4. Yes this is measured comparing to the initial distribution of returns. Do you have any preferred methods to measure this ?

5. I do not understand this very well. What do you mean by neutral position returns ?

You’re right in that the MC technique we use is not universal and leads to problems when it is used in trading systems that violate some of the assumptions we make (such as a lack of strong serial correlations, multiple open positions, etc). Again, any suggestions you make for improvements will be most welcome. Thanks again for writing :o)

Best Regards,

Daniel

• Joe says:

“All samples have the same probability to be selected (why do you think this would not be the case?). ”

I wasn’t referring to the probability of an algorithm selecting the samples but of a trading system generating them. This is a basic problem MC simulators make.

“This is true, there is no serial correlation.”

This has to be shown for each case and not only assumed.

” This is also true, in our systems there is no trade overlap.”

Again, most systems overlap trades and because they do not generate them due to restrictions in the code that does not mean trades do not overlap. Think of long when SMA(5)> SMA(30). After the first trade there are also trades at every bar until the relationship reverses but backtesters only take the first signal.

“Do you have any preferred methods to measure this ?” [sampling error]

I wouldn’t know where to start:)

” I do not understand this very well. What do you mean by neutral position returns ?”

I mean that some small change in the starting bar of the backtest can affect the position returns and the drawdown values in significant ways.

Hi Joe,

This has to be shown for each case and not only assumed.

Yes, this is true.

Again, most systems overlap trades and because they do not generate them due to restrictions in the code that does not mean trades do not overlap. Think of long when SMA(5)> SMA(30). After the first trade there are also trades at every bar until the relationship reverses but backtesters only take the first signal.

At Asirikuy systems are coded without any trade chain dependency. This means that system signals are NOT dependent on the starting point. The systems act on all signals but new signals do not generate new trades but simply update the SL/TP values of the running trade. This means that results do NOT depend significantly on your startup point and you are acting on all existing trade signals (the system never ignores any signals). Signals that concatenate (a single trade that is composed of many update signals) generates a single result whose outcome is taken into account into the distribution of returns, therefore the MC simulation completely accounts for this concatenation of signals. However there is never trade overlap (there is only one position open at any given time) and no signals are ever ignored (all signals generate either new positions -if no positions are opened – or an update of the system exit SL/TP values).

I mean that some small change in the starting bar of the backtest can affect the position returns and the drawdown values in significant ways.

Asirikuy systems – as I mentioned above – are coded to completely avoid this. Changing the starting point doesn’t change system statistics in any significant way.

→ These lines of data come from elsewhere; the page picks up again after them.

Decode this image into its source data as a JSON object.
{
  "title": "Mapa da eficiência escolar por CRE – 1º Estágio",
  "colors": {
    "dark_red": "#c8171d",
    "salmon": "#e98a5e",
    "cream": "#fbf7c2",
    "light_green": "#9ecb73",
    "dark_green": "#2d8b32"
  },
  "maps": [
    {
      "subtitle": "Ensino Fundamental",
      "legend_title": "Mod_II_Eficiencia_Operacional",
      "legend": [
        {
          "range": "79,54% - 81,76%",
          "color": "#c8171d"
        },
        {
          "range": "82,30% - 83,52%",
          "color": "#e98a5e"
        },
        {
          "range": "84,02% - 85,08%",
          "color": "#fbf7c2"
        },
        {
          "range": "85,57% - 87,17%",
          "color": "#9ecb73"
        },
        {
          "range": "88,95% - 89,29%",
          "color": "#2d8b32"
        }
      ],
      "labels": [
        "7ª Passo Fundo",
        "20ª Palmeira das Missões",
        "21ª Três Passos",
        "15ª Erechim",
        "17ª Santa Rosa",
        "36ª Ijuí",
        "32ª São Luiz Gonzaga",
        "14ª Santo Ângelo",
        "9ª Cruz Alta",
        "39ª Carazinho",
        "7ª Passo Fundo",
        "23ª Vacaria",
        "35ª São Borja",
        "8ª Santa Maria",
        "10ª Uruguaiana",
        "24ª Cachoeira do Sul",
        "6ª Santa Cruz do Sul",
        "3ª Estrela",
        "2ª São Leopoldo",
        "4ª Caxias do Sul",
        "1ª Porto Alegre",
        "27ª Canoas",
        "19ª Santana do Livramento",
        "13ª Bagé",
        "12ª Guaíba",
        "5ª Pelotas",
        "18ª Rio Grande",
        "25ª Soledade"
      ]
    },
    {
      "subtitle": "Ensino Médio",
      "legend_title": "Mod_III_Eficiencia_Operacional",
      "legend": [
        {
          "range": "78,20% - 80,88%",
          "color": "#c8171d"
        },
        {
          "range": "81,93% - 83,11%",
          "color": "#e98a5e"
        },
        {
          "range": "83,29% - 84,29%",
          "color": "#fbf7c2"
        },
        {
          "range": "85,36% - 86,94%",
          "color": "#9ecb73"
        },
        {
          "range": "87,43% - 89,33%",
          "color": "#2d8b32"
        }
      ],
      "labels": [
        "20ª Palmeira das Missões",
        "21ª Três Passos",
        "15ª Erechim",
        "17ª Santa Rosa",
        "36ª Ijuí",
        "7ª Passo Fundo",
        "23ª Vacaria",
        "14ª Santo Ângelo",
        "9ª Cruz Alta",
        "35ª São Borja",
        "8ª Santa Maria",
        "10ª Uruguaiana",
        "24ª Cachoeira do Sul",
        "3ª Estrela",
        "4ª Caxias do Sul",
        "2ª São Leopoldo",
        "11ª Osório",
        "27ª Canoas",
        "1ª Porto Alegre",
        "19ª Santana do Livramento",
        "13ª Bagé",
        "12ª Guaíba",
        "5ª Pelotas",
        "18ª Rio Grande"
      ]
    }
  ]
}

So, please consider that Asirikuy systems are a specific group of strategies coded around some key principles that have served to guide our development of MC simulations. You’re right in that this should be clearer on future posts as obviously my conclusions here do not apply to “all systems” but merely to those we have developed. I hope this clears things up :o)

Best Regards,

Daniel

3. Joe says:

Thanks. Still you avoided to answer the first point in that when you sample the trades in the MC you assume equal probability of these samples. As I said although you are sampling with equal probability this is NOT equivalent to the samples having equal probability of occurring in the market. Before you can average statistics you must prove that ALL these samples have the same probability of occurring in the market. Unless this is true, the fundamental assumption of MC is violated and the results may be worthless.

4. Fd says:

Just found a scientific paper about forecasting maximum DD:
http://papers.ssrn.com/sol3/papers.cfm?abstract_id=2049584

The author also investigated how the max. exp. dd changes depending on the level of serial correlation.